Mon nouveau film
fétiche s'intitule Fetih 1453, et c'est un film turc. Voir enfin des Sémites
casser allègrement la gueule à des Caucasiens: il était grand temps! Pourquoi ces nigauds d'Américains seraient-ils les seuls à employer la recette?
‘This is Sparta!’
Les méchants Perses seront découpés en rondelles…
Ce que le
Léonidas américain tentait d'exprimer entre deux aboiements, le voici: Certes, économiquement
parlant, nous ne sommes plus rien. Et politiquement, nous ne sommes plus grand-chose. Mais militairement, nous pouvons encore anéantir n'importe
qui. Alors, bande de cons, allez vous faire foutre! Grrr!
La prise de
Constantinople se devait d'être racontée aussi.
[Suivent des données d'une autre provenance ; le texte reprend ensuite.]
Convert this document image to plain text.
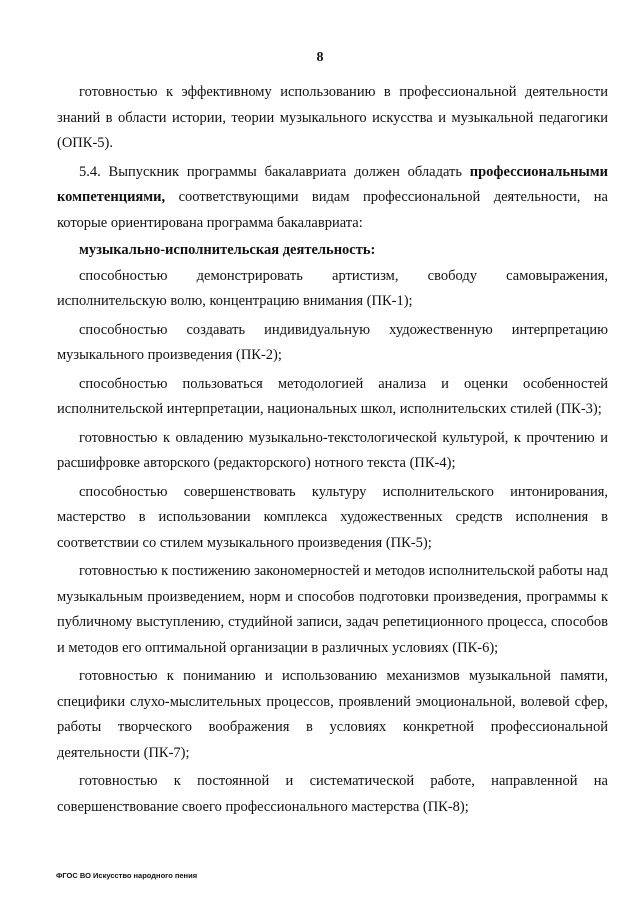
8

готовностью к эффективному использованию в профессиональной деятельности знаний в области истории, теории музыкального искусства и музыкальной педагогики (ОПК-5).

5.4. Выпускник программы бакалавриата должен обладать профессиональными компетенциями, соответствующими видам профессиональной деятельности, на которые ориентирована программа бакалавриата:

музыкально-исполнительская деятельность:

способностью демонстрировать артистизм, свободу самовыражения, исполнительскую волю, концентрацию внимания (ПК-1);

способностью создавать индивидуальную художественную интерпретацию музыкального произведения (ПК-2);

способностью пользоваться методологией анализа и оценки особенностей исполнительской интерпретации, национальных школ, исполнительских стилей (ПК-3);

готовностью к овладению музыкально-текстологической культурой, к прочтению и расшифровке авторского (редакторского) нотного текста (ПК-4);

способностью совершенствовать культуру исполнительского интонирования, мастерство в использовании комплекса художественных средств исполнения в соответствии со стилем музыкального произведения (ПК-5);

готовностью к постижению закономерностей и методов исполнительской работы над музыкальным произведением, норм и способов подготовки произведения, программы к публичному выступлению, студийной записи, задач репетиционного процесса, способов и методов его оптимальной организации в различных условиях (ПК-6);

готовностью к пониманию и использованию механизмов музыкальной памяти, специфики слухо-мыслительных процессов, проявлений эмоциональной, волевой сфер, работы творческого воображения в условиях конкретной профессиональной деятельности (ПК-7);

готовностью к постоянной и систематической работе, направленной на совершенствование своего профессионального мастерства (ПК-8);

ФГОС ВО Искусство народного пения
Pourquoi ne s'occuperait-on que de
Léonidas, Achille, et Alexandre le Grand?
Scène
finale de Fetih. Le sultan Mehmet II pénètre dans la plus vieille
cathédrale de la chrétienté; là, il prend dans ses bras une fillette byzantine, et déclare au peuple conquis: « Nos destinées sont désormais liées… » Au même
instant, un soleil couchant scintille à travers une rosace de l'église.
Si le réalisateur n'avait pas apporté cette touche finale, j'aurais piqué une sainte colère!
Alors bravo! Même
si c'est super cheesy. C'est hélas dans l'air du temps, n'est-ce pas?
L'humanité peut devenir malheureusement très cheesy, et il importe de
s'adresser à elle dans son dialecte courant.
La race Caucasienne
est comme la population de Constantinople: tout ce qui la protège encore est
une gigantesque muraille érigée par ses lointains ancêtres.